Esta semana dentre as várias estreias de cinema nas salas nacionais o "Cultura e não Só" destaca as seguintes:
As Cores do Tempo
Em 2024, vários membros de uma mesma família descobrem que herdaram uma velha casa na Normandia (França). Seb, Abdelkrim, Céline e Guy, quatro primos distantes que nunca se tinham conhecido, são enviados para fazer o inventário do lugar. Entre fotografias antigas, cartas e objectos pessoais, encontram pistas deixadas por Adèle Meunier, uma antepassada nascida em 1873, que partiu da sua terra rumo a Paris em busca da mãe desaparecida. A partir daí, os primos seguem o rasto dessa história familiar, passada entre o século XIX e o presente, onde se entrelaçam as vidas dos familiares falecidos e as suas próprias.
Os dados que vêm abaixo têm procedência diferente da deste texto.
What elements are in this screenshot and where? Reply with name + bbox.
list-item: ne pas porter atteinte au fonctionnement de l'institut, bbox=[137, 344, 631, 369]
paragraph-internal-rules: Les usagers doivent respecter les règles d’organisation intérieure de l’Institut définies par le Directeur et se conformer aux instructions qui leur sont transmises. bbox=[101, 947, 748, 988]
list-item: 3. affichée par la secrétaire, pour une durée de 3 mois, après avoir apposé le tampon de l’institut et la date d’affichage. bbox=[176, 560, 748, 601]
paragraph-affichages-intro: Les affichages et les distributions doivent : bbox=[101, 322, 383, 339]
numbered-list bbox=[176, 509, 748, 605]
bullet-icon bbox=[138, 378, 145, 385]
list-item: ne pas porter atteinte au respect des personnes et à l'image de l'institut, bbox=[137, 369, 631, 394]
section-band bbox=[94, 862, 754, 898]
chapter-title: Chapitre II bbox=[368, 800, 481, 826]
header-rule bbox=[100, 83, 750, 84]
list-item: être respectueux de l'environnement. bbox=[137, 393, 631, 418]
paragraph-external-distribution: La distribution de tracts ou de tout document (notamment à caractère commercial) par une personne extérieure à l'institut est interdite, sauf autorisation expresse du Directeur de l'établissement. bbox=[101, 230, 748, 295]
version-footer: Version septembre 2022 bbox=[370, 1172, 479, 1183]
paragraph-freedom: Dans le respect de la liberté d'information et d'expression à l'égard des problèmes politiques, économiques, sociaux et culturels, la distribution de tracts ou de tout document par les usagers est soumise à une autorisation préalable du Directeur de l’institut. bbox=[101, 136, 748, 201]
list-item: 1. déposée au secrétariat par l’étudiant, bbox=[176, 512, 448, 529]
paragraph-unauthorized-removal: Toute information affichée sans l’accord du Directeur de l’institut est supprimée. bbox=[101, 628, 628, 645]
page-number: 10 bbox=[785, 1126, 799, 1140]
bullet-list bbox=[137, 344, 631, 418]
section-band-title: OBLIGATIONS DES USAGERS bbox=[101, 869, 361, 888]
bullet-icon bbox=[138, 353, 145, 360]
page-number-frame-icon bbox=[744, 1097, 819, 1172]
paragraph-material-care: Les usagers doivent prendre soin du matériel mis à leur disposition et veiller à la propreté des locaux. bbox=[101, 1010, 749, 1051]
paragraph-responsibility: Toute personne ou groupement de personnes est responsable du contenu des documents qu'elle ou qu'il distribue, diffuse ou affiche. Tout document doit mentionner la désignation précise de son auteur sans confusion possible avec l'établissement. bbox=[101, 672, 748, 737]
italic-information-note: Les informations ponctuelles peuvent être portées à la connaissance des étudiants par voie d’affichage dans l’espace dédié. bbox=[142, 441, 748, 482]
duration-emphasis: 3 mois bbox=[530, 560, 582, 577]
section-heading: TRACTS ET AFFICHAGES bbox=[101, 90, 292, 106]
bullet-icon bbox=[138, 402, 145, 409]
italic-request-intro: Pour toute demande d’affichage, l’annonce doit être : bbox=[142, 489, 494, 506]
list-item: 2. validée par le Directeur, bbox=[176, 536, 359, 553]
Estreado no Festival de Cinema de Cannes, o filme tem assinatura de Cédric Klapisch, o realizador que nos anos 2000 se celebrizou com "A Residência Espanhola" e também por “Aquilo Que Nos Une” e “Tão Perto, Tão Longe”.
O elenco levantou alguma polémica em relação aos “nepo babies” (filhos de famosos) no cinema, uma vez que é constituído por Suzanne Lindon (filha de Sandrine Kiberlain e Vincent Lindon), Abraham Wapler (filho de Valérie Benguigui e Eric Wapler), Sara Giraudeau (filha de Bernard Giraudeau e Anny Duperey), Paul Kircher (filho de Irène Jacob e Jérôme Kircher), Julia Piaton (filha de Charlotte de Turckheim e Jean‑Marc Piaton), Raïka Hazanavicius (filha de Julie Mauduech e Serge Hazanavicius, e sobrinha do realizador Michel Hazanavicius) e Vassili Schneider (irmão mais novo de Niels Schneider).
28 Anos Depois: O Templo dos Ossos
Primeiro passaram 28 dias. Depois, 28 semanas. Agora contam‑se 28 anos desde que a sociedade colapsou, quando um vírus altamente contagioso, capaz de transformar os infectados em seres extraordinariamente ágeis, com força sobre-humana e altamente agressivos, foi libertado em Inglaterra e se espalhou pelo mundo. Depois de tantos anos, comunidades isoladas sobrevivem como podem, criando as suas próprias regras e os seus próprios sistemas de defesa. Quando a ameaça já não vem apenas dos contaminados, o Dr. Kelson envolve‑se numa relação com alguém pode redefinir o futuro da Humanidade.
Dirigido por Nia DaCosta, este filme de terror apocalíptico decorre em paralelo com “28 Anos Depois” — realizado em simultâneo por Danny Boyle — e expande o mesmo universo narrativo. Boyle e Alex Garland, argumentistas de ambos os filmes, assumem a produção. Ralph Fiennes, Alfie Williams, Jack O’Connell, Chi Lewis‑Parry, Erin Kellyman e Emma Laird ocupam os papéis principais.
Mata-te, Amor
Depois de se mudar com Jackson, o marido, para uma casa de campo no estado de Montana (EUA), Grace, uma jovem escritora, tenta dar sentido à sua nova vida com um bebé nos braços. Mas a mudança, que deveria trazer‑lhe estabilidade e paz, transforma‑se rapidamente em algo opressivo. À medida que os dias se repetem, sente‑se cada vez mais isolada e assoberbada pela maternidade, começando a revelar sinais de depressão que a tornam vulnerável a medos e a perigosos impulsos de agressividade.
Inspirado no romance homónimo escrito, em 2012, por Ariana Harwicz — que, juntamente com “A Atrasada Mental” (2014) e “Precoce” (2015), compõe a “Trilogia da Paixão” —, este drama psicológico é realizado pela cineasta inglesa Lynne Ramsay (“A Viagem de Morvern Callar”, “Temos de Falar Sobre Kevin”, “Nunca Estiveste Aqui”) e teve a sua estreia no Festival de Cinema de Cannes. Com Martin Scorsese entre os produtores, conta com as interpretações de Jennifer Lawrence, Robert Pattinson, LaKeith Stanfield, Nick Nolte e Sissy Spacek.